Mandatory social and health services are no less damaging than our systems of policing and cages. In these contexts, people who are Neurodivergent and/or living with disabilities are systematically abused and prevented from making decisions about our own lives.
2. Reforms that require compliance with medication or any kind of forced drugging to avoid incarceration/hospitalization or in order to get other services (like housing or Social Security benefits).
People who are Neurodivergent and/or Disabled are just as entitled to make decisions about what we eat and wear, where we live, and the medications and treatment we receive as anyone else. Forcing people to stay on medication or in treatment in order to access their survival needs is abusive and coercive.
3. Reforms that expand funding for mandatory services like psych hospitals or psychiatrization more broadly, or mandatory check-ups (by medical professionals, Child Protective Services, etc.).
These systems operate with the same level of power over and lack of accountability as policing. People who are targeted by these systems have few paths to justice or equity. All systems must be accountable to the people they serve.
4. Reforms that rely upon the usage of forced restraint or corporal punishment, such as tasers.
Ableism enforces the idea that people who are Neurodivergent and/or Disabled are inherently dangerous and should be subject to forced treatment, institutionalization, restraint and control. This is violent and coercive. In fact, people with disabilities are much more likely to suffer violence, and these practices only add to the violence they already endure.
5. Reforms that require registries, monitoring, or surveillance.
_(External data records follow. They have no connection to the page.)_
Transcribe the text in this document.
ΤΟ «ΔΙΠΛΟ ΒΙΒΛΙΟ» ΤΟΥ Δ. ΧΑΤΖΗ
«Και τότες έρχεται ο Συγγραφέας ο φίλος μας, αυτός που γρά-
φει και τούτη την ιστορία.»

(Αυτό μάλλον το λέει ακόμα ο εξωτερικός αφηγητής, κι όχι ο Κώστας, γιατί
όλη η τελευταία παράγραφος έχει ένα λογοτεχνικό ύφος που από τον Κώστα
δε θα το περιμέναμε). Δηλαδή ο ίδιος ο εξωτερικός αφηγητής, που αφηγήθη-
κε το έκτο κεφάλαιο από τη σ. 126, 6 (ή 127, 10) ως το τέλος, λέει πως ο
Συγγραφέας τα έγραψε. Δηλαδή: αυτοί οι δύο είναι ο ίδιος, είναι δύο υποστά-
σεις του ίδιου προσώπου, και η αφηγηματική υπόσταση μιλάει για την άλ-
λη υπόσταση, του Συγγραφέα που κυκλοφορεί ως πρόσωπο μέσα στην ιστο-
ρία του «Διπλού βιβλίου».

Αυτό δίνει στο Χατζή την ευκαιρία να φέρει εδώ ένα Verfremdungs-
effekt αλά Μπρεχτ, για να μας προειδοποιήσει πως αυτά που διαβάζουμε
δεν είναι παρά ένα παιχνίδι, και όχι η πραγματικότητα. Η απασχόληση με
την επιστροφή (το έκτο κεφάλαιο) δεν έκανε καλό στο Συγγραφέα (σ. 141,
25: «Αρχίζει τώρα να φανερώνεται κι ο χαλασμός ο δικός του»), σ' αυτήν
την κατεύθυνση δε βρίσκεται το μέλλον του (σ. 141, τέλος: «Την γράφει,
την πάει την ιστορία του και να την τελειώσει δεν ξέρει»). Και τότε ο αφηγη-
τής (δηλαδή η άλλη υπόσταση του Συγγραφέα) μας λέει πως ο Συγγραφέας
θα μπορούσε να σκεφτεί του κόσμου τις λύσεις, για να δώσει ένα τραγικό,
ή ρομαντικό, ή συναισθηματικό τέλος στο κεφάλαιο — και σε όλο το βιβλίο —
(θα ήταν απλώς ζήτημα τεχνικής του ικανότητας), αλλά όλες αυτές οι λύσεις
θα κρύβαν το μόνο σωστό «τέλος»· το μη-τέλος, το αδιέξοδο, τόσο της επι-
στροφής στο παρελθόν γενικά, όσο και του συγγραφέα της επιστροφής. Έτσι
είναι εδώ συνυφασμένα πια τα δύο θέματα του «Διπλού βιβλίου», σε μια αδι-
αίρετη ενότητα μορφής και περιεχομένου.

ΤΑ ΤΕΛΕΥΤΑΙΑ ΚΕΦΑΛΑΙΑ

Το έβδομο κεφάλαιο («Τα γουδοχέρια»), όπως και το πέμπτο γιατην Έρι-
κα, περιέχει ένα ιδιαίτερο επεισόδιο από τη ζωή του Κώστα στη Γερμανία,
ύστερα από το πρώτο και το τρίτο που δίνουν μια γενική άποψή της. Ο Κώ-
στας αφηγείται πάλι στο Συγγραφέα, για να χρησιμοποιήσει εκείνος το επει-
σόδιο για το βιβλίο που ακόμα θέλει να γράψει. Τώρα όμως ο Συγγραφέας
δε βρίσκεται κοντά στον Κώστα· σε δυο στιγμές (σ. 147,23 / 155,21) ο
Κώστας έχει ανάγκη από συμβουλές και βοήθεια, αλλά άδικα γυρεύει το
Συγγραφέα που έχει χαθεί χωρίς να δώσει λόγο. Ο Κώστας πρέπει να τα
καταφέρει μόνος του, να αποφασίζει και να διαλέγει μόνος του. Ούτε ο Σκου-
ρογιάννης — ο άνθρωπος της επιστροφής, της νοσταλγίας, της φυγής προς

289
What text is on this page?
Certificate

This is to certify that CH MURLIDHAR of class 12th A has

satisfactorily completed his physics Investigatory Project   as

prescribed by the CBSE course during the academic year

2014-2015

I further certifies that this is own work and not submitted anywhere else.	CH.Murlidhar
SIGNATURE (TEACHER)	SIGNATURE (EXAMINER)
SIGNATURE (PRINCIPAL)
These systems position people who are Neurodivergent and/or Disabled as a crisis to be managed rather than as people who, like all people, best thrive with supportive care systems. Surveillance and monitoring are seen as care; however, they provide the foundation by which people with disabilities are often criminalized later. For example, Disabled people are often penalized (including with monetary fines) for not keeping appointments or complying with treatment plans. Tracking systems enable carceral systems to more easily criminalize people with disabilities.
6. Reforms that rely upon the use of Mandatory Reporting
Mandatory reporting in the case of domestic violence has actually increased the amount of retaliation and violence against survivors. It also takes away survivors’ agency to determine if they want to go through a criminal legal system and entraps immigrant survivors into cooperating with ICE and the state. Similarly, mandatory and voluntary reporting and wellness checks on individuals experiencing suicidal ideation or non-normative behavior can result in additional harm through the medical and carceral systems they thereby become subject to.
7. Reforms that rely upon the expansion of Adult Protective Services and Child Protective Services.
These agencies have basically no check on their powers and often target families with children or caregivers with disabilities. We know that Black and Indigenous families and other Families of Color; families with Queer and Trans caregivers; Immigrant, Migrant and Refugee families; and Poor Families have been specifically targeted for removal of children from the home. Mandatory reporting for Black and brown child sexual abuse survivors is a pipeline into the foster care system that rips communities and families apart and exposes children to equally abusive conditions as “wards of the state.”
8. Reforms that base eligibility for housing or other services on sobriety, medication compliance, not engaging in self-harm, or other restrictive criteria.
These kinds of eligibility criteria keep out the people who are most in need of care and life-sustaining resources. We need to respect people’s autonomy, coping mechanisms and survival strategies.
9. Reforms that further isolate and segregate people.
Peoples with disabilities are often seen as a social problem to be isolated from society. Separating and isolating people as a way of “treating” them or addressing crises is a common approach that endangers vulnerable people and worsens the harms they face.